A startup that's capitalizing on the untapped hair extensions market

Nov 13, 2017

It's an obvious solution to tech's diversity problem: invest venture capital into businesses founded by women and people of color. They're not only likely to hire a more diverse pool of employees, but they may also start businesses that have been left out of the market.

Diishan Imira is the co-founder and CEO of Mayvenn, an e-commerce platform that allows hairstylists to sell hair extensions directly to their clients.

"I grew up, our family had hairstylists in it, so I kind of understand that world," said Imira. "What was very striking, and especially in the African-American community, is that we purchase $9 billion of hair products. But we don't sell any of those products."

Traditionally, customers buy hair extensions online or at a beauty supply store and then bring them to their stylist to have them sewn in. Imira realized that stylists sell shampoo and hairspray, but are missing out on the hair extension market. But there was a hurdle: Extensions are expensive. Salon owners couldn't afford to stock an inventory upfront.

Related Rihanna is filling a hole in the $430 billion beauty market Amazon is trimming some profit off high-end salons

Mayvenn sets salons up with an online store that lets them sell extensions. The stylist refers the client to Mayvenn's stock, the extensions are shipped from Mayvenn directly to the salon and then that stylist gets a commission on the sale.

Getting a slice of the venture capital pie was not easy though. Mayvenn started with just under $50,000, and most of that was money invested by friends. Then Imira got into the 500 Startups program, an accelerator for entrepreneurs. He was able to raise another $800,000 from small funds. 
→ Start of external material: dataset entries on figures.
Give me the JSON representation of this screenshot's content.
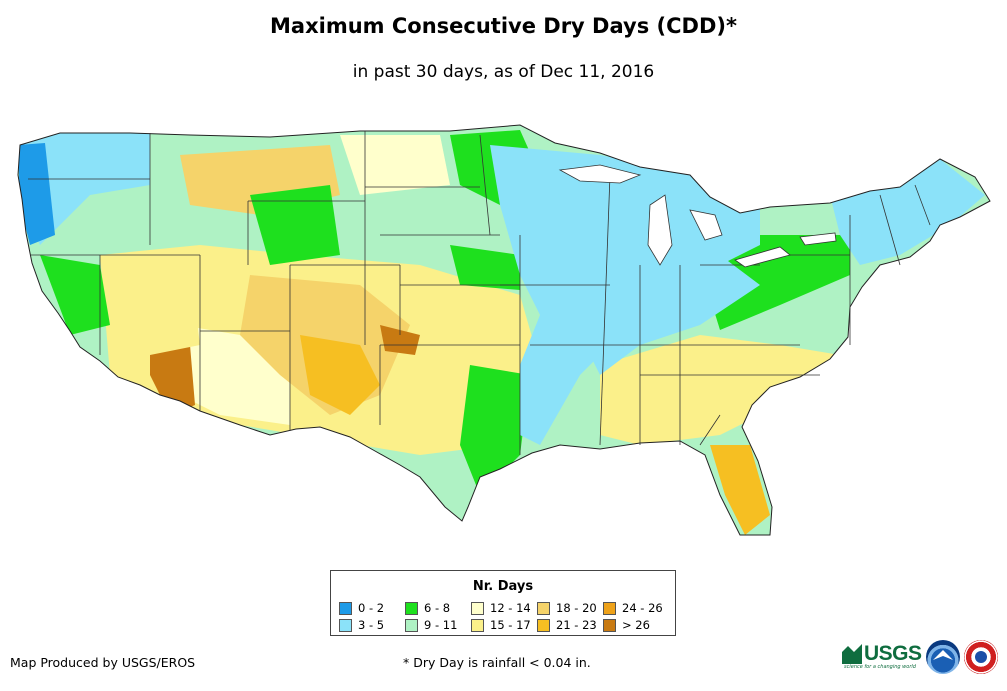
{
  "title": "Maximum Consecutive Dry Days (CDD)*",
  "subtitle": "in past 30 days, as of Dec 11, 2016",
  "legend": {
    "title": "Nr. Days",
    "classes": [
      {
        "label": "0 - 2",
        "color": "#1e9be8"
      },
      {
        "label": "6 - 8",
        "color": "#1ee01e"
      },
      {
        "label": "12 - 14",
        "color": "#ffffcc"
      },
      {
        "label": "18 - 20",
        "color": "#f5d36a"
      },
      {
        "label": "24 - 26",
        "color": "#eea21a"
      },
      {
        "label": "3 - 5",
        "color": "#8be2f9"
      },
      {
        "label": "9 - 11",
        "color": "#aff2c4"
      },
      {
        "label": "15 - 17",
        "color": "#fbf08a"
      },
      {
        "label": "21 - 23",
        "color": "#f6bf22"
      },
      {
        "label": "> 26",
        "color": "#c87a12"
      }
    ]
  },
  "footer": {
    "producer": "Map Produced by USGS/EROS",
    "note": "* Dry Day is rainfall < 0.04 in."
  },
  "logos": {
    "usgs": "USGS",
    "usgs_tagline": "science for a changing world",
    "noaa_icon": "noaa-logo-icon",
    "nws_icon": "nws-logo-icon"
  }
}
"It was a lot of trying to get people to understand this demographic that, quite frankly, Silicon Valley is not investing in," he said. "So that was another part that was really kind of an uphill battle."

His strongest pitch? Hair extensions and wigs are a $5 billion market in the U.S. And outside of the African-American community, more people are wearing them as a fashion accessory.

Shameka Montgomery, who owns The Luv of Hair, a salon in Emeryville, California, said most of her business comes from sewing in extensions. She charges $400 minimum for the service, which involves hand stitching. Being able to sell the product directly has boosted business. 

"I had one client sitting in a chair getting a sew-in and she saw a curly unit that I had just finished making. And she purchased it," she said.

The cost of the product alone? $1,100.